The governor's advisory was made March 23 and was accompanied by an order directing the closure of non-essential businesses and prohibiting gatherings of more than 10 people effective at noon March 24.
In a message to priests March 23, Cardinal O'Malley said, "Due to a careful reading of the Governor's announcement, and given the clear limitation to any gatherings over 10 persons, all of our Churches and public Chapels can have restricted, limited access as of noon tomorrow (March 24) until further notice."
"With careful monitoring priests may open their Churches for prayer and adoration during clearly limited times; however, there can be no more than a total of 10 persons in the Church at any moment, there must be a member of the clergy present at all times, and social distancing must be practiced," the cardinal said.
The cardinal also reminded the priests that Masses recorded or live-streamed via the internet should be "limited to essential people" and celebrated without a congregation.
Even while allowing churches to remain open, the cardinal called on the faithful to follow public health guidelines and carefully consider whether they should visit a church or chapel, particularly those over age 70 or those with underlying health conditions.

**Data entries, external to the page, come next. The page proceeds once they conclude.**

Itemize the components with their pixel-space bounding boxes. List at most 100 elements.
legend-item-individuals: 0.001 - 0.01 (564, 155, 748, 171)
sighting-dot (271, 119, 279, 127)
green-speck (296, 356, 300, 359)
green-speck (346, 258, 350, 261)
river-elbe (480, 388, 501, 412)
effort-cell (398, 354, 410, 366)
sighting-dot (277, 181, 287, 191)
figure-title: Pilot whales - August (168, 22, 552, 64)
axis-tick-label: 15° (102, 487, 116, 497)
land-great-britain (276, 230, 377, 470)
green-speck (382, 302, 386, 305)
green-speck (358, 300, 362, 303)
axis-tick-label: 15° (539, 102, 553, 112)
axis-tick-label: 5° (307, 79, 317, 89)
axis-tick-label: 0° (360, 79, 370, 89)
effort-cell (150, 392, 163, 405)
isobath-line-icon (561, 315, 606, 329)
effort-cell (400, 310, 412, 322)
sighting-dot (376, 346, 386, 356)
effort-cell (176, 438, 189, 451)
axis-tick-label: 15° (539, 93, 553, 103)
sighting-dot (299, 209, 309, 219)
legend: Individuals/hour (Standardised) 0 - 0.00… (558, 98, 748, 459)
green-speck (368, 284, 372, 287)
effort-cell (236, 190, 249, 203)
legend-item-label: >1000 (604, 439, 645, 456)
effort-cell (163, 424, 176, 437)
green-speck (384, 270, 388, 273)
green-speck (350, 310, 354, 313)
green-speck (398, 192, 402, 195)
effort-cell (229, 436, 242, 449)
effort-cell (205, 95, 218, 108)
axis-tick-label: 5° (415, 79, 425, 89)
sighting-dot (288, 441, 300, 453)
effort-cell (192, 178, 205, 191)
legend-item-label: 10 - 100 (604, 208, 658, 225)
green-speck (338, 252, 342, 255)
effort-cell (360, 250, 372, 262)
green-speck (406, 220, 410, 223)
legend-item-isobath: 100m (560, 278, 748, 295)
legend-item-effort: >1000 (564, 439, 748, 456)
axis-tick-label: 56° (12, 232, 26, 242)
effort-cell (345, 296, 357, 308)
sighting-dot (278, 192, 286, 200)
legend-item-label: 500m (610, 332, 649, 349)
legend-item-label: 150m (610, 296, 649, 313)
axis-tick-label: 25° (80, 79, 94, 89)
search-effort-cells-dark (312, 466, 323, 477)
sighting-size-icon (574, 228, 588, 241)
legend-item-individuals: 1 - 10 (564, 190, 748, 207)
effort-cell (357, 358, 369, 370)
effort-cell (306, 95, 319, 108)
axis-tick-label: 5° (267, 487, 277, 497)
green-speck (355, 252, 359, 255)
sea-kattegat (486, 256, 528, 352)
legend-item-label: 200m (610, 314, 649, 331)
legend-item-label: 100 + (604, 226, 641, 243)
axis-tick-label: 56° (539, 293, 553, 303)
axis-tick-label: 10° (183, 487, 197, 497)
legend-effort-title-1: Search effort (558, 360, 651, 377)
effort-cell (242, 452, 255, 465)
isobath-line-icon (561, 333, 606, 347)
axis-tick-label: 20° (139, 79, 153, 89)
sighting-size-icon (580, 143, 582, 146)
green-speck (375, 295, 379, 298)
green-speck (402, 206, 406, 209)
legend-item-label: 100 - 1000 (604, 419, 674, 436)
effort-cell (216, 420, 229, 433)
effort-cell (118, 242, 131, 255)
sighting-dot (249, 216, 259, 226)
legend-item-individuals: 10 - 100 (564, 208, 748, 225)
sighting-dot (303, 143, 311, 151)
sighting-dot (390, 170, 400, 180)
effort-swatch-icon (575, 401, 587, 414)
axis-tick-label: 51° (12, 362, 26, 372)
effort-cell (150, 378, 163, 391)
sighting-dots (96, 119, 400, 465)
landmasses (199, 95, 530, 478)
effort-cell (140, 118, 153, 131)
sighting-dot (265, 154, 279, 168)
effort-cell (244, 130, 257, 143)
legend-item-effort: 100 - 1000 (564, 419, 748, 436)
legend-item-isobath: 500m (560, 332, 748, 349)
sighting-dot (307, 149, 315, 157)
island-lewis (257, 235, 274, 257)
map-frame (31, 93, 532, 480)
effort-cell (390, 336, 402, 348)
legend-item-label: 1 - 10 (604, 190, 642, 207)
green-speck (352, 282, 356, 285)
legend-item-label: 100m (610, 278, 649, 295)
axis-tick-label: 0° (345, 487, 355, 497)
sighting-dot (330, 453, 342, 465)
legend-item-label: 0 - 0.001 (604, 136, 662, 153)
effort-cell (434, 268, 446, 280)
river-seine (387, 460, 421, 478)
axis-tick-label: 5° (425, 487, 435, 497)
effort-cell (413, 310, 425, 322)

"With recognition of the responsibilities that we all have during this time of public health crisis, I encourage all people to limit social interactions, and therefore to exercise careful and prudential judgment before making a decision to visit a church," Cardinal O'Malley said.
In his message, the cardinal suggested that priests could place a monstrance with the Blessed Sacrament in the window of their rectory, "if it is feasible for those to pray and view the monstrance only from their cars in the Church parking lot."
In a separate announcement March 23, archdiocesan Chancellor John Straub said that, also following the governor's order, the Pastoral Center would close at noon March 24.
The chancellor said that provisions were being made to allow employees to work from home and that it was the cardinal's wish to continue regular pay for all Pastoral Center employees at least through the April 3 pay cycle.